Pricing

Model Endpoint costs depend on the plan type (Hourly or Committed), the machine family (H200, H100, A100, L40S, L4 CPU, Multi-Node), and how you configure workers.

Pricing is based on how much capacity you use and how you pay (hourly or committed).

Two Ways to Pay

Option	Best for	How you’re charged
Hourly	Variable or short-term workloads	Per hour of endpoint uptime, per replica. You pay only while the endpoint is running.
Committed (reserved)	Steady, long-running workloads	Fixed price for a reserved period (e.g. 30 days) per replica. Often lower effective hourly rate; the endpoint cannot be stopped during the committed term.

What Affects Your Bill

Replicas — Each replica is one copy of your model. Cost scales with the number of replicas (e.g. 2 replicas ≈ 2× the per-replica cost).
Uptime (hourly) — For hourly pricing, you are charged for the time the endpoint is running within the billing period (prorated if you start or stop mid-period).
Resource type (SKU) — The GPU or compute type you choose (e.g.

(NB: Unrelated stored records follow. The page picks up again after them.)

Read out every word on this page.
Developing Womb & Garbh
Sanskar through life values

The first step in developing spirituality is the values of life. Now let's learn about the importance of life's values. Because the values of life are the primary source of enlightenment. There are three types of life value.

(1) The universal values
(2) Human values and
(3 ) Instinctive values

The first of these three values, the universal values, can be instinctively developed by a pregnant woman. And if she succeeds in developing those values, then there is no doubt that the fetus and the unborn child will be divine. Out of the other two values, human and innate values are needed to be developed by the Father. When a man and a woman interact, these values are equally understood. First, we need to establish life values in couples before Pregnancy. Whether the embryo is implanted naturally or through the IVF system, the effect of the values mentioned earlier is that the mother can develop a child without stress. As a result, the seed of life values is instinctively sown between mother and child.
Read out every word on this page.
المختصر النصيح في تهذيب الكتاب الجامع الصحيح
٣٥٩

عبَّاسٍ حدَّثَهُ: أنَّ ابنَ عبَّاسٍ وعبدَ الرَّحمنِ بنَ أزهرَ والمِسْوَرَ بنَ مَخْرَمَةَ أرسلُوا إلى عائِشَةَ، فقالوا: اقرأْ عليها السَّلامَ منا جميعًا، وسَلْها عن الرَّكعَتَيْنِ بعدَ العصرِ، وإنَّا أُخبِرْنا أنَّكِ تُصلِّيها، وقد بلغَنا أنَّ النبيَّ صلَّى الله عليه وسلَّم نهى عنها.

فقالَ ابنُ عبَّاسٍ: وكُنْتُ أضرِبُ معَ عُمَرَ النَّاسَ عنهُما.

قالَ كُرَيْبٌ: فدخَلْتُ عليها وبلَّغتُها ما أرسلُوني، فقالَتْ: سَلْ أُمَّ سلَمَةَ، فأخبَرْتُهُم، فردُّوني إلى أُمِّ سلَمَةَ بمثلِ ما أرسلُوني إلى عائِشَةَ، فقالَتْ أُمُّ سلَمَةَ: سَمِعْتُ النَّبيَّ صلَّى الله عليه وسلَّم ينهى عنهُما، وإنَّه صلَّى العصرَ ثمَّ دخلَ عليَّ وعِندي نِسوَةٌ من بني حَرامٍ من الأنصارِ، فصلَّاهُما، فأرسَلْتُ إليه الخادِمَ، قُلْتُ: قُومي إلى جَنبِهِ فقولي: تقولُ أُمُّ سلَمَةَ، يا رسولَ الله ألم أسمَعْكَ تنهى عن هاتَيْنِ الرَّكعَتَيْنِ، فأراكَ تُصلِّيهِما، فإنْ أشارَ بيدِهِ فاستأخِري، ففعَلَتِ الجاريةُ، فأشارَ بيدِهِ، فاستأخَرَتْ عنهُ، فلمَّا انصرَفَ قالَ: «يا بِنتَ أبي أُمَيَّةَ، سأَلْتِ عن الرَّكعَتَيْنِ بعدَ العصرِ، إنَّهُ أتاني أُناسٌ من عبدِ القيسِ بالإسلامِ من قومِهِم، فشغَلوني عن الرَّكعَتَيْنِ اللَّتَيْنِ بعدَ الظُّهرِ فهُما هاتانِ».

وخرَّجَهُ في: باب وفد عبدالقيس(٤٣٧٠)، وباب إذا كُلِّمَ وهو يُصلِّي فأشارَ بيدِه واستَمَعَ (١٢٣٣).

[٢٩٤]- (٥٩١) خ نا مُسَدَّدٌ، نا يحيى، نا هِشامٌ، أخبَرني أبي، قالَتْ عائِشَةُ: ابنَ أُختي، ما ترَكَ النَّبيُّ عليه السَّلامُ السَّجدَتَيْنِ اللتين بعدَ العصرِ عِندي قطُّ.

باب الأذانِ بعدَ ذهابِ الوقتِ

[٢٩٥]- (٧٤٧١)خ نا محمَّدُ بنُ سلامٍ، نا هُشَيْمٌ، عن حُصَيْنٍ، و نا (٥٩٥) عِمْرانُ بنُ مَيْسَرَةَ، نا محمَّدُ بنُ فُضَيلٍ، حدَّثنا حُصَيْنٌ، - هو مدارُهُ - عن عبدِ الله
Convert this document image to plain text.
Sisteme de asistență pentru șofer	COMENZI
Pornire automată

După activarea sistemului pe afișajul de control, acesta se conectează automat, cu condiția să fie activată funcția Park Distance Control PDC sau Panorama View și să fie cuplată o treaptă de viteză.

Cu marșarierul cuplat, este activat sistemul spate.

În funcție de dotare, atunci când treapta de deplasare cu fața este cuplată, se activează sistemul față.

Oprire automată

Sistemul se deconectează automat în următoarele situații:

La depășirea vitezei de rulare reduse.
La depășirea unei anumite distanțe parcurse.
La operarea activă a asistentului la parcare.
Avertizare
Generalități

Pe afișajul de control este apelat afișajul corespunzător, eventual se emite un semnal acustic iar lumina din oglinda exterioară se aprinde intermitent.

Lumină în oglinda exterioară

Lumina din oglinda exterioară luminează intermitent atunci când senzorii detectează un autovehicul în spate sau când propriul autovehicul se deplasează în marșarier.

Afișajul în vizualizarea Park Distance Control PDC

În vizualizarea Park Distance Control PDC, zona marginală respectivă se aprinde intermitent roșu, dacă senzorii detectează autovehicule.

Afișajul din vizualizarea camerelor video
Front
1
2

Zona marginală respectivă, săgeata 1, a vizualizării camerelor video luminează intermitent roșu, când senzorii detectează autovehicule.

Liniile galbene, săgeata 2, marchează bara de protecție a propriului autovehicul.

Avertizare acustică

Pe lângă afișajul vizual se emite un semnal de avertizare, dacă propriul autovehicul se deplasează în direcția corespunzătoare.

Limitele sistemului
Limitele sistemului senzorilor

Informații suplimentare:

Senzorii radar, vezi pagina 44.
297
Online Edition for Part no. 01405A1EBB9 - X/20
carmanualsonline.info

A100, L4) has a different price per hour or per committed period.

Understanding Your Usage and Bills

Use the inference dashboard to see:
- Which endpoints were running
- How many replicas
- Hours of usage (for hourly)
- Unit price and total cost per endpoint
Usage is prorated: if an endpoint runs for only part of a billing cycle, you’re charged only for that portion.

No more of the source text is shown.